Living in an apartment? Expect your rent to go up again.
Renting has gotten increasingly expensive over the last five years. The average U.S. rent has climbed 14 percent to $1,124 since 2010, according to commercial property tracker Reis Inc. That’s 4 percentage points faster than inflation, and more than double the rise in U.S. home prices over the same period.
Now, even with a surge in apartment construction, rents are projected to rise yet another 3.3 percent this year, to an average of $1,161, according to Reis. While that’s slower than last year’s 3.6 percent increase, the broader upward trend isn’t going away.
“The only relief in sight is rents in the hottest markets are going to go up at a slower pace, but they’re still going to go up,” says Hessam Nadji, chief strategy officer at Marcus & Millichap, a commercial real estate firm.
The main reason: More people than ever are apartment hunting.
Young people who have been living with their parents are increasingly finding jobs and moving out. Rising home prices are leading many longtime renters to stay put.

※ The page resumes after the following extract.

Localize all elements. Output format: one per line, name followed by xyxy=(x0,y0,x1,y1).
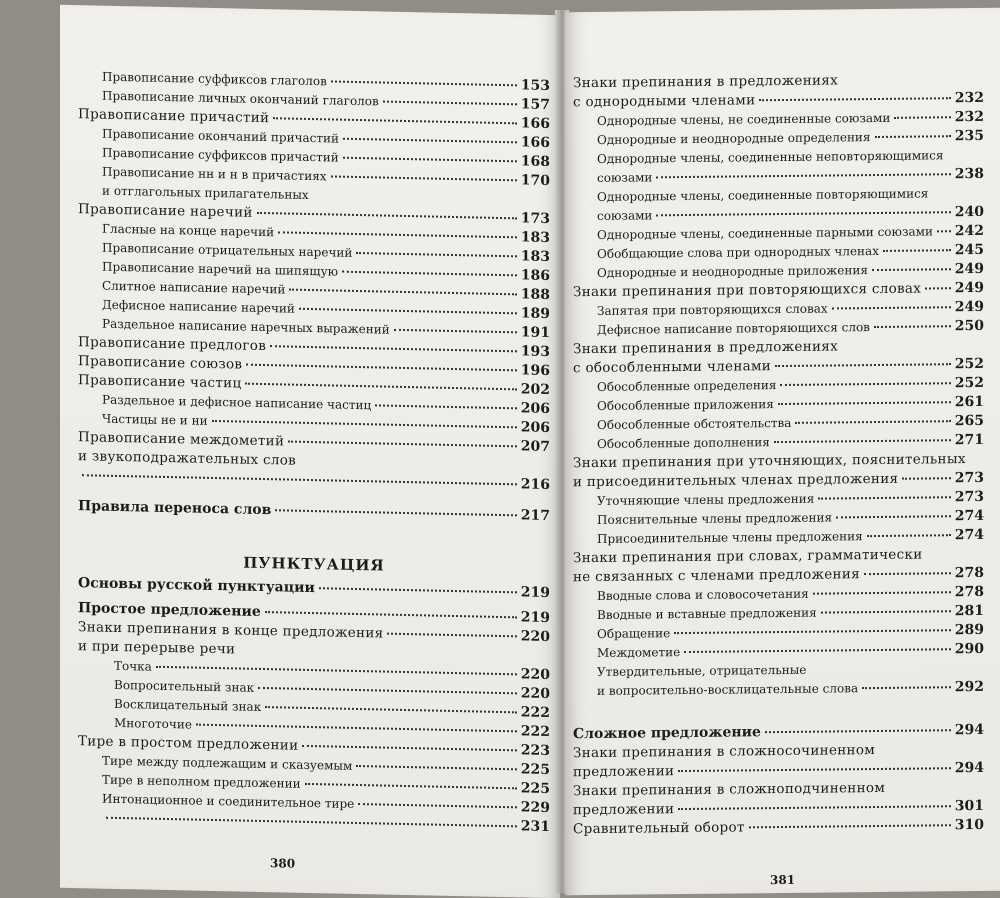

In addition, most of the new apartments coming on the market are aimed at affluent tenants and carry higher-than-average rents. That’s true in cities where new buildings are going up in urban core areas, which means builders need to recoup higher land and development costs.
Consider Denver, where rents have risen more than 5 percent a year since 2010 — 9.2 percent in 2014 — according to Marcus & Millichap. Of 9,400 new apartment units added last year, 23 percent were in urban core areas.
Competition for apartments means renters are less likely to be able to negotiate with landlords, or win concessions such as a free month’s rent.
Here’s a look at why apartment dwellers will likely see rents go up for a sixth straight year.
More jobs, competition
During the last recession, about 32 percent of U.S. adults were living with roommates or adult family members, in 2012, up from 27.4 percent in 2006, according to Zillow, an online real estate firm.
Stepped-up hiring has begun to reverse that trend. About 2.8 million more Americans have jobs than 12 months ago.
“The share of young adults with jobs has climbed in the past year, and that will help many of them move out of their parents’ homes,” says Jed Kolko, chief economist at online real estate firm Trulia. “Most of them will be renters first.”
More people vying for apartments helps drive rents higher. And metropolitan areas with faster job growth are generally seeing higher-than-average rent hikes as well.
Traditionally, renting has been a stepping stone toward homeownership. When rents rise, tenants are motivated to buy sooner, especially when interest rates are near historic lows, as they are now.
But these days, renters are taking longer to buy. The U.S. homeownership rate ended last year at a 19-year low of 64.4 percent.
Between higher rents taking a bigger bite out of the bank account and sharply higher home prices, potential buyers are having more trouble saving for a down payment.
And many millennials, or 18- to 34-year-olds, prefer renting.